Edipa en Mazatlán.
(No. No hemos estado en Mazatlán. Nuestros viajes no nos han llevado tan lejos. Pero éste es un homenaje al primer capítulo de La Subasta del Lote 49).
Una tarde de verano, al volver de una fiesta organizada por Tupperware donde la anfitriona había puesto quizá demasiado kirsch en la founde, la señora Edipa Maas se enteró de que la habián nombrado albacea de la herencia de un tal Pierce Inverarity, un magnate californiano de las inmobiliarias que cierta vez había perdido dos milones de dólares en su tiempo libre pero cuyos restantes bienes eran aún lo bastante numerosos y complicados para que el trabajo de clasificarlos fuese algo más que simbólico. Edipa se detuvo en la sala de estar y, bajo la atenta mirada del ojo apagado y verdoso de la pantalla del televisor, invocó el nombre de Dios y se esforzó por sentirse embiragada al máximo. No dio resultado.
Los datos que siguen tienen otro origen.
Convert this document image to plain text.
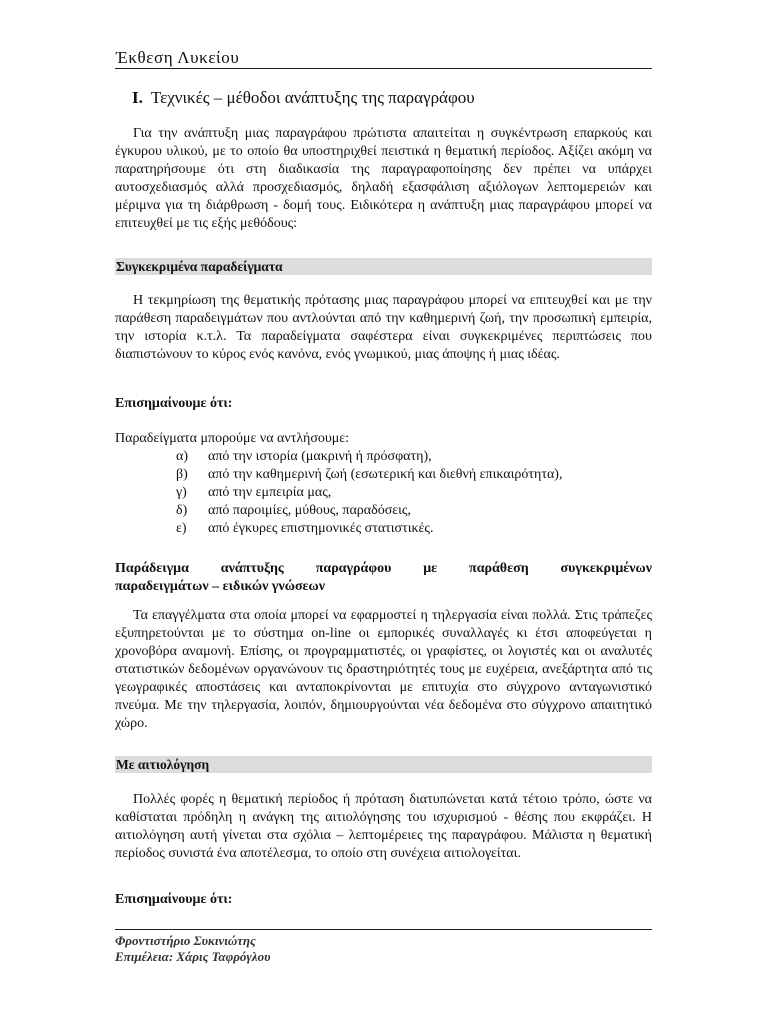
Έκθεση Λυκείου
Ι. Τεχνικές – μέθοδοι ανάπτυξης της παραγράφου

Για την ανάπτυξη μιας παραγράφου πρώτιστα απαιτείται η συγκέντρωση επαρκούς και έγκυρου υλικού, με το οποίο θα υποστηριχθεί πειστικά η θεματική περίοδος. Αξίζει ακόμη να παρατηρήσουμε ότι στη διαδικασία της παραγραφοποίησης δεν πρέπει να υπάρχει αυτοσχεδιασμός αλλά προσχεδιασμός, δηλαδή εξασφάλιση αξιόλογων λεπτομερειών και μέριμνα για τη διάρθρωση - δομή τους. Ειδικότερα η ανάπτυξη μιας παραγράφου μπορεί να επιτευχθεί με τις εξής μεθόδους:

Συγκεκριμένα παραδείγματα

Η τεκμηρίωση της θεματικής πρότασης μιας παραγράφου μπορεί να επιτευχθεί και με την παράθεση παραδειγμάτων που αντλούνται από την καθημερινή ζωή, την προσωπική εμπειρία, την ιστορία κ.τ.λ. Τα παραδείγματα σαφέστερα είναι συγκεκριμένες περιπτώσεις που διαπιστώνουν το κύρος ενός κανόνα, ενός γνωμικού, μιας άποψης ή μιας ιδέας.

Επισημαίνουμε ότι:
Παραδείγματα μπορούμε να αντλήσουμε:
α) από την ιστορία (μακρινή ή πρόσφατη),
β) από την καθημερινή ζωή (εσωτερική και διεθνή επικαιρότητα),
γ) από την εμπειρία μας,
δ) από παροιμίες, μύθους, παραδόσεις,
ε) από έγκυρες επιστημονικές στατιστικές.
Παράδειγμα ανάπτυξης παραγράφου με παράθεση συγκεκριμένων
παραδειγμάτων – ειδικών γνώσεων

Τα επαγγέλματα στα οποία μπορεί να εφαρμοστεί η τηλεργασία είναι πολλά. Στις τράπεζες εξυπηρετούνται με το σύστημα on-line οι εμπορικές συναλλαγές κι έτσι αποφεύγεται η χρονοβόρα αναμονή. Επίσης, οι προγραμματιστές, οι γραφίστες, οι λογιστές και οι αναλυτές στατιστικών δεδομένων οργανώνουν τις δραστηριότητές τους με ευχέρεια, ανεξάρτητα από τις γεωγραφικές αποστάσεις και ανταποκρίνονται με επιτυχία στο σύγχρονο ανταγωνιστικό πνεύμα. Με την τηλεργασία, λοιπόν, δημιουργούνται νέα δεδομένα στο σύγχρονο απαιτητικό χώρο.

Με αιτιολόγηση

Πολλές φορές η θεματική περίοδος ή πρόταση διατυπώνεται κατά τέτοιο τρόπο, ώστε να καθίσταται πρόδηλη η ανάγκη της αιτιολόγησης του ισχυρισμού - θέσης που εκφράζει. Η αιτιολόγηση αυτή γίνεται στα σχόλια – λεπτομέρειες της παραγράφου. Μάλιστα η θεματική περίοδος συνιστά ένα αποτέλεσμα, το οποίο στη συνέχεια αιτιολογείται.

Επισημαίνουμε ότι:
Φροντιστήριο Συκινιώτης
Επιμέλεια: Χάρις Ταφρόγλου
Pensó en la habitación de cierto hotel de Mazatlán cuya puerta se había cerrado de golpe, por lo visto definitivamente, despertando a doscientos pájaros que dormitaban en el vestíbulo; en un amanecer en la cuesta de Universidad de Cornell que nadie más había visto porque dicha cuesta daba a poniente; en una melodía triste y sin adornos del cuarto movimiento del Concierto para Orquesta de Bártok; en un busto encalado de Jay Gould que Pierce tenía sobre la cama, en un anaquel tan estrecho que a ella siempre le asaltaba el temor de que se les cayera encima. ¿Habría muerto así, pensó, sumido en sueños, aplastado por la única escultura de la casa?